When an area hit by natural disaster needs federal assistance, FEMA determines the need for legal aid, and if necessary, initiates the program. The DLS team then works to implement a free legal hotline through its YLD district representative, who has completed an intensive and comprehensive half-day training. The setup of the hotline also usually involves collaboration with the state or local bar association, sometimes with the local legal aid organization or an area law firm. Then, the hotline is widely publicized and volunteer attorneys standby to field various legal issues posed by disaster survivors. Volunteer lawyers cannot accept fee-generating cases, and as such, these cases are sent to the lawyer referral service.
The setup and implementation of a legal hotline may seem simple; however, doing so requires a strong commitment as well as innovation and creativity. In the case of Sandy, Alena Shautsova, Dana Hrelic and Blake Laurence, the district representatives for New York, Connecticut and New Jersey, respectively, worked with their state bar associations to set up the DLS hotline shortly after the hurricane hit.
The Connecticut Bar Association has recruited more than 25 lawyers, while both the New York State Bar Association and New Jersey Bar Association have recruited more than 60 volunteer lawyers. These organizations, often collaborating with other nonprofit and legal aid organizations, are constantly looking for more volunteer lawyers to assist with the needs of others in their communities. Depending on the state, calls into the hotlines can vary from a handful a week in the instance of Connecticut, to hundreds for New Jersey and New York, which are the hardest hit states. Common legal issues volunteer attorneys are assisting with include FEMA assistance and appeals of benefits, landlord-tenant issues and insurance claims.
Over three days earlier this month, I visited an American Red Cross operations center, disaster recovery centers in both Connecticut and New York, the FEMA Joint Field Office in Queens, N.Y., and New York disaster areas on Staten Island and Rockaway Beach, as well as volunteered at a bulk distribution site for the American Red Cross. After being involved with DLS for so many years, hearing stories and seeing pictures of devastated areas, nothing does justice to the understanding of a disaster’s impact as experiencing the destruction firsthand.
Volunteer lawyers are critical to the legal needs of disaster survivors, says David Nguyen, Disaster Legal Services Director.
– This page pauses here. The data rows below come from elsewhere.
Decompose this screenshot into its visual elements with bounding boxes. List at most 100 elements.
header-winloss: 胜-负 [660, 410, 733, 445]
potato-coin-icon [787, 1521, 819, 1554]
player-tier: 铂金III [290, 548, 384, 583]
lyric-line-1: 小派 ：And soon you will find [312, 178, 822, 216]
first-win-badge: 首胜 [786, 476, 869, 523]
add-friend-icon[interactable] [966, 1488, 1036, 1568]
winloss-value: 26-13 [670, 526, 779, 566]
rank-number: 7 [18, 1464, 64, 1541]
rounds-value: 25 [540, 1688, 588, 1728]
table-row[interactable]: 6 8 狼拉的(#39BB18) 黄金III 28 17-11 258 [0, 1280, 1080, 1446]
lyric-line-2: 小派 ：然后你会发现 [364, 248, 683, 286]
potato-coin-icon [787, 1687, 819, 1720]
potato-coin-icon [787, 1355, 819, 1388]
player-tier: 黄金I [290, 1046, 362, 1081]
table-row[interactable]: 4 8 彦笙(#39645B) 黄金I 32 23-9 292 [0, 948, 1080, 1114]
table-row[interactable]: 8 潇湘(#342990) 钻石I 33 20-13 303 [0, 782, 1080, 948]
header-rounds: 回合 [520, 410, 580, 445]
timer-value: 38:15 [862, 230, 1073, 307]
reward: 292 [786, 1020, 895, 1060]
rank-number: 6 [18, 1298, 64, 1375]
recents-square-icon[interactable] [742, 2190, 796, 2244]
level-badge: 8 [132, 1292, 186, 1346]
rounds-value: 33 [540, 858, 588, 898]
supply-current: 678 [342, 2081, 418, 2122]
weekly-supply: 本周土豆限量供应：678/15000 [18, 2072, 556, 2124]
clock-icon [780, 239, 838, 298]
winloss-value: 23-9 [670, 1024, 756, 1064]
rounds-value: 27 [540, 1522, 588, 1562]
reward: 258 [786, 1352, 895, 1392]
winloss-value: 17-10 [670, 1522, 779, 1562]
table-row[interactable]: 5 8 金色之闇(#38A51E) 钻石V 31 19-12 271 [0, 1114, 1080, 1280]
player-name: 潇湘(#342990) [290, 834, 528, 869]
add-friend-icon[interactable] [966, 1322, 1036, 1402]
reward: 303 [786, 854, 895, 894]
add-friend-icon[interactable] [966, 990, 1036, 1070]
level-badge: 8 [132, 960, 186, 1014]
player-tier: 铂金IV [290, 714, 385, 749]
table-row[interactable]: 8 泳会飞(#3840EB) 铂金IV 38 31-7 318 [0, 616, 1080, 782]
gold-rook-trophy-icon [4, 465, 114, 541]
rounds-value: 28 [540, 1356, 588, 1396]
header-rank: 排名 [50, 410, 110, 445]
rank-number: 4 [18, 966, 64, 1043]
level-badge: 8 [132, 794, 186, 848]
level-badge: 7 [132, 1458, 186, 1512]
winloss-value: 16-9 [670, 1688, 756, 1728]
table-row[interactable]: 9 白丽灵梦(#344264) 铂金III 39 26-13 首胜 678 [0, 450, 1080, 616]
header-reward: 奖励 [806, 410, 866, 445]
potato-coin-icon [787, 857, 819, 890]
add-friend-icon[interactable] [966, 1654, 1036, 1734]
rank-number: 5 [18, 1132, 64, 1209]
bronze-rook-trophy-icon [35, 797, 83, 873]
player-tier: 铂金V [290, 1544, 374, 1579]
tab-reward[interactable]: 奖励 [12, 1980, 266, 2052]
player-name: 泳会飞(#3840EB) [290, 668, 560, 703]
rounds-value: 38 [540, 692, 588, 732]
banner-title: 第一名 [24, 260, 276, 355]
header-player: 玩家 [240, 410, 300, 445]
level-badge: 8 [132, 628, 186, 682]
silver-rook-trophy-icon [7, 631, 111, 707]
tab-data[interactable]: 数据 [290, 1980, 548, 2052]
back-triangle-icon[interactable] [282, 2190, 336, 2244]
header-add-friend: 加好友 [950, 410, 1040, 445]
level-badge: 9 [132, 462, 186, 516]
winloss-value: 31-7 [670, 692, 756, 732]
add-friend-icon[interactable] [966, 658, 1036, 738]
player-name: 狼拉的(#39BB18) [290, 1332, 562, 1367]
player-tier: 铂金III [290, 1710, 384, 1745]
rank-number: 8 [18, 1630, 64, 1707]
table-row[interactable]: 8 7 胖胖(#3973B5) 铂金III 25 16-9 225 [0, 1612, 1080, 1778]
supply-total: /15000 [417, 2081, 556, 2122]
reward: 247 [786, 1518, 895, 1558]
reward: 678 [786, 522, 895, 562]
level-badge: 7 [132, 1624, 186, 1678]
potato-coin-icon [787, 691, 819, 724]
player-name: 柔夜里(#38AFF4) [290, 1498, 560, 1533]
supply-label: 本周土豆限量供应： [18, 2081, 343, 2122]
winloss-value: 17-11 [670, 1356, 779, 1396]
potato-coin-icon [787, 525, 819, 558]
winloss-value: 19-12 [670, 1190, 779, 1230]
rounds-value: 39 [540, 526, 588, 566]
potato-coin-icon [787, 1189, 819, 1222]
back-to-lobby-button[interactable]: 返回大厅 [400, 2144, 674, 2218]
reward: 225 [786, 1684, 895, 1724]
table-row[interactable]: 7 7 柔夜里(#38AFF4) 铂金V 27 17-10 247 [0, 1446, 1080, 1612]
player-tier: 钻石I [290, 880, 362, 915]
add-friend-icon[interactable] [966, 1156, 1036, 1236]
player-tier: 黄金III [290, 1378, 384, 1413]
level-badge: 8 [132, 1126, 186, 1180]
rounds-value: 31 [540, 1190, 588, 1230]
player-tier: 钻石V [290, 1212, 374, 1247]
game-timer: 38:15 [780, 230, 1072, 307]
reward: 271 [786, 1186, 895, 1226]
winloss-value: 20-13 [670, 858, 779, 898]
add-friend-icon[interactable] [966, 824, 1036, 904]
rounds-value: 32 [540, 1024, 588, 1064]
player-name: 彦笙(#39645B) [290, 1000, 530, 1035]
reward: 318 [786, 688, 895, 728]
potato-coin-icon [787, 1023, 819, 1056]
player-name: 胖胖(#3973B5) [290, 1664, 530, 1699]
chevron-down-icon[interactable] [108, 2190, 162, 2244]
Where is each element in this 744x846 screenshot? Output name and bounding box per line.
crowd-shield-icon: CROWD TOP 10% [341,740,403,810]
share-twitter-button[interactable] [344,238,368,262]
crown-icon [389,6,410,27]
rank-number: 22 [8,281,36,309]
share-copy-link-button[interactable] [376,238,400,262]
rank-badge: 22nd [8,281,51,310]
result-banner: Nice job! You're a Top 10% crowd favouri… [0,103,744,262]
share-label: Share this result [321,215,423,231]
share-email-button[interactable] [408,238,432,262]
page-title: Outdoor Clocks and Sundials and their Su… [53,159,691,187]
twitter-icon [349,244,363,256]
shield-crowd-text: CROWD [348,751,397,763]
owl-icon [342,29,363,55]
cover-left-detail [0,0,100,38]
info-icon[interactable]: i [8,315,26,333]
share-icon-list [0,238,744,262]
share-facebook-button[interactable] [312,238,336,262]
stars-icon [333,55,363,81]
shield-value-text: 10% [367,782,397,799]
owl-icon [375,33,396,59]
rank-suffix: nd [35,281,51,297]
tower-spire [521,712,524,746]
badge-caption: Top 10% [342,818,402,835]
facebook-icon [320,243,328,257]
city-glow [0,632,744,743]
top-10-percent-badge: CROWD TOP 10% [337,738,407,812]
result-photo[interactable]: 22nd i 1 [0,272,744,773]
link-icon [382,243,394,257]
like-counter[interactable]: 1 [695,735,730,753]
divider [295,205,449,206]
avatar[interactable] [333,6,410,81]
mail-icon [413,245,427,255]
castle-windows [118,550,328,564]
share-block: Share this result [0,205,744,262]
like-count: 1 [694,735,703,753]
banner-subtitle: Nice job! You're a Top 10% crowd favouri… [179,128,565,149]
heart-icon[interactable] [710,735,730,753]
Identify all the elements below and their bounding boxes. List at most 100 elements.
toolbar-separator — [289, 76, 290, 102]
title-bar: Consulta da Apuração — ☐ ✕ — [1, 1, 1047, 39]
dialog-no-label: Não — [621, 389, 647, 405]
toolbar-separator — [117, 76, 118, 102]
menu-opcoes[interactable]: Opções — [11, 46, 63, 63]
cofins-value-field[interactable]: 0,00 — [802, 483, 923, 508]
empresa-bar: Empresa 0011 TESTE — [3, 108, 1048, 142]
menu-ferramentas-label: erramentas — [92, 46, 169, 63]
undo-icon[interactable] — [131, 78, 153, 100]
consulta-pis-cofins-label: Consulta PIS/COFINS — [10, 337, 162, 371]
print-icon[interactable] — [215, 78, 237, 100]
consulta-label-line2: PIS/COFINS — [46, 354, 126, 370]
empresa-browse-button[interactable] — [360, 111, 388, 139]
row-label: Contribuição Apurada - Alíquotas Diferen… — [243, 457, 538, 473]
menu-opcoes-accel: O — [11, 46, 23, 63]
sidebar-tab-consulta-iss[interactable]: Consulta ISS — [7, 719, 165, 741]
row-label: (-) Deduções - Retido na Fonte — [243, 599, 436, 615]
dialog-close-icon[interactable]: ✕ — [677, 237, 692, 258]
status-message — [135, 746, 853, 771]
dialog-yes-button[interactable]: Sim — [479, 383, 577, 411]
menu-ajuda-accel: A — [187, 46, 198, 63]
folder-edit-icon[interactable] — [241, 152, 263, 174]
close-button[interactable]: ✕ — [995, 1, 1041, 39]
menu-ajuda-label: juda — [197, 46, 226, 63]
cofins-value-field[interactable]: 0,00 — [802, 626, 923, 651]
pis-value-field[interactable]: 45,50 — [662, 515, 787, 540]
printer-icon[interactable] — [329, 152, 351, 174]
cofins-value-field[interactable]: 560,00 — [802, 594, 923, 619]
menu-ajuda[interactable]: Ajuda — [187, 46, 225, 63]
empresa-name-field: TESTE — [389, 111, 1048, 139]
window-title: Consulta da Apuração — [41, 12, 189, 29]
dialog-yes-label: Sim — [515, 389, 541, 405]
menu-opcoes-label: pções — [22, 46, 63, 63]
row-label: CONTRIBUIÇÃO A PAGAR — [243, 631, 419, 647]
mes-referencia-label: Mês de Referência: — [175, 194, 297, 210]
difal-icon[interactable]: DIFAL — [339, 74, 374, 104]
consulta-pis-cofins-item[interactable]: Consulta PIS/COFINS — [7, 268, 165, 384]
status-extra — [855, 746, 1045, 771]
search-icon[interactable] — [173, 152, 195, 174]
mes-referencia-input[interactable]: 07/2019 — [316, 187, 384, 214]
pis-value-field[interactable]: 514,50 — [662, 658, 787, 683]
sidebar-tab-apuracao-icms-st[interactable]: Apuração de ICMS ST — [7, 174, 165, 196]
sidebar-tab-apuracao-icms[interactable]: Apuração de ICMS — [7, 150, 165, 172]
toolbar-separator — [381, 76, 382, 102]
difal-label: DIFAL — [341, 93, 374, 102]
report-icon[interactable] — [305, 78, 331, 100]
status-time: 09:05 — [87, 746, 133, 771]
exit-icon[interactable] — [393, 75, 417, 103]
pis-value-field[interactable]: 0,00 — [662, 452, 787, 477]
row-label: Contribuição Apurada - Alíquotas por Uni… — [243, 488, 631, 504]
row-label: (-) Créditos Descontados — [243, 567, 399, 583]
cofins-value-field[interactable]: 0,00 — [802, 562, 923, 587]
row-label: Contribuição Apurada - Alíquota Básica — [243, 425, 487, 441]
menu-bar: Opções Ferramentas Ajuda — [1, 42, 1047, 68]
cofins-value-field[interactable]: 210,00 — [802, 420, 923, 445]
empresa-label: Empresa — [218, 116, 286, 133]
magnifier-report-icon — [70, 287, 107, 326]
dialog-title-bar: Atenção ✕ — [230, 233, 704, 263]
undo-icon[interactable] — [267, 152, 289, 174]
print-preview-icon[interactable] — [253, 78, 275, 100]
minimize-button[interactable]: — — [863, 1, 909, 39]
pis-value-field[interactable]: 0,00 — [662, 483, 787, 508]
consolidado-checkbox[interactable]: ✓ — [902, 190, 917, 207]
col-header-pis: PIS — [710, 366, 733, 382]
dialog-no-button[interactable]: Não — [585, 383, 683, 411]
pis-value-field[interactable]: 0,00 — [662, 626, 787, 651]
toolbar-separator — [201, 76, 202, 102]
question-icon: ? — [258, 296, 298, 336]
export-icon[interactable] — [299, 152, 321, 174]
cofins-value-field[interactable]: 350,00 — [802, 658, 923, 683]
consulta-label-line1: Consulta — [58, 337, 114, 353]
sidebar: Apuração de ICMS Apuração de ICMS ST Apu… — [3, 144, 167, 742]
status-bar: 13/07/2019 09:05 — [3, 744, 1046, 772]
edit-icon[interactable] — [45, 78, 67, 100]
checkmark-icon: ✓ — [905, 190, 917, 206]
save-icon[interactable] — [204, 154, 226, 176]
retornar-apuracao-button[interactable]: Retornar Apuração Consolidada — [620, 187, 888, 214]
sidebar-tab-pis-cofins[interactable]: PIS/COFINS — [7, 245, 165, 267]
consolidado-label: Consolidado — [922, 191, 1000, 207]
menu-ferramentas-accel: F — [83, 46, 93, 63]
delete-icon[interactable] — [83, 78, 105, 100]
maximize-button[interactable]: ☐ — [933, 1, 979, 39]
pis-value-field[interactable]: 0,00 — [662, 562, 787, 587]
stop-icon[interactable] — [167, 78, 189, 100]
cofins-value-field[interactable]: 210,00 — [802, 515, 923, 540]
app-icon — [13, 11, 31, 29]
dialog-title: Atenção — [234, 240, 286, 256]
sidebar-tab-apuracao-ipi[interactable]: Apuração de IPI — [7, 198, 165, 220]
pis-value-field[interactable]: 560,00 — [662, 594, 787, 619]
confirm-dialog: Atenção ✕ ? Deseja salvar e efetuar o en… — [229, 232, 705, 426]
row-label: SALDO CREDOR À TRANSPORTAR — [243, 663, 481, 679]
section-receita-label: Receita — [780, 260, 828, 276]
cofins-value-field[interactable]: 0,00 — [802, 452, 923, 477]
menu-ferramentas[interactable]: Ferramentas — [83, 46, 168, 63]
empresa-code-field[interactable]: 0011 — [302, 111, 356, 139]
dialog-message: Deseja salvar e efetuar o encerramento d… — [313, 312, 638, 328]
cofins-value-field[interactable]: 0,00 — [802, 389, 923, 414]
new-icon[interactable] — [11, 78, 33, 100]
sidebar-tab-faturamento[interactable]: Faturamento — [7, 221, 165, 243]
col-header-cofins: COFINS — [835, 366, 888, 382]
To find volunteer opportunities, use the National Pro Bono Volunteer Opportunities Guide, a joint project of the ABA Standing Committee on Pro Bono and Public Service, its project, the ABA Center for Pro Bono, and Pro Bono Net.
Hurricanes Katrina, Irene and now Sandy—we have all seen and heard of the terrible and sad devastation that a natural disaster leaves behind. The loss of personal belongings and family treasures that can never be replaced leaves a hole in one’s heart. The struggles of having no home, electricity or food can strain one’s patience, and the difficulties of recovering after a disaster can put those already in a bad place even worse. However, in the midst of the destruction and terrible aftermath of Sandy, I was able to see and experience the spirit of humanity that has overcome the usual separators of state lines as well as race and class differences to help fuel the rebuilding process.
To the FEMA employees who work around the clock seven days a week, living out of hotels away from their families; the Red Cross employees and volunteers traveling for hours and days, living out of shelters and working endless hours; the YLD district representatives; and hundreds of volunteer attorneys and law students taking time away from their law practices and studies to provide pro bono legal services to those who need it most — thank you!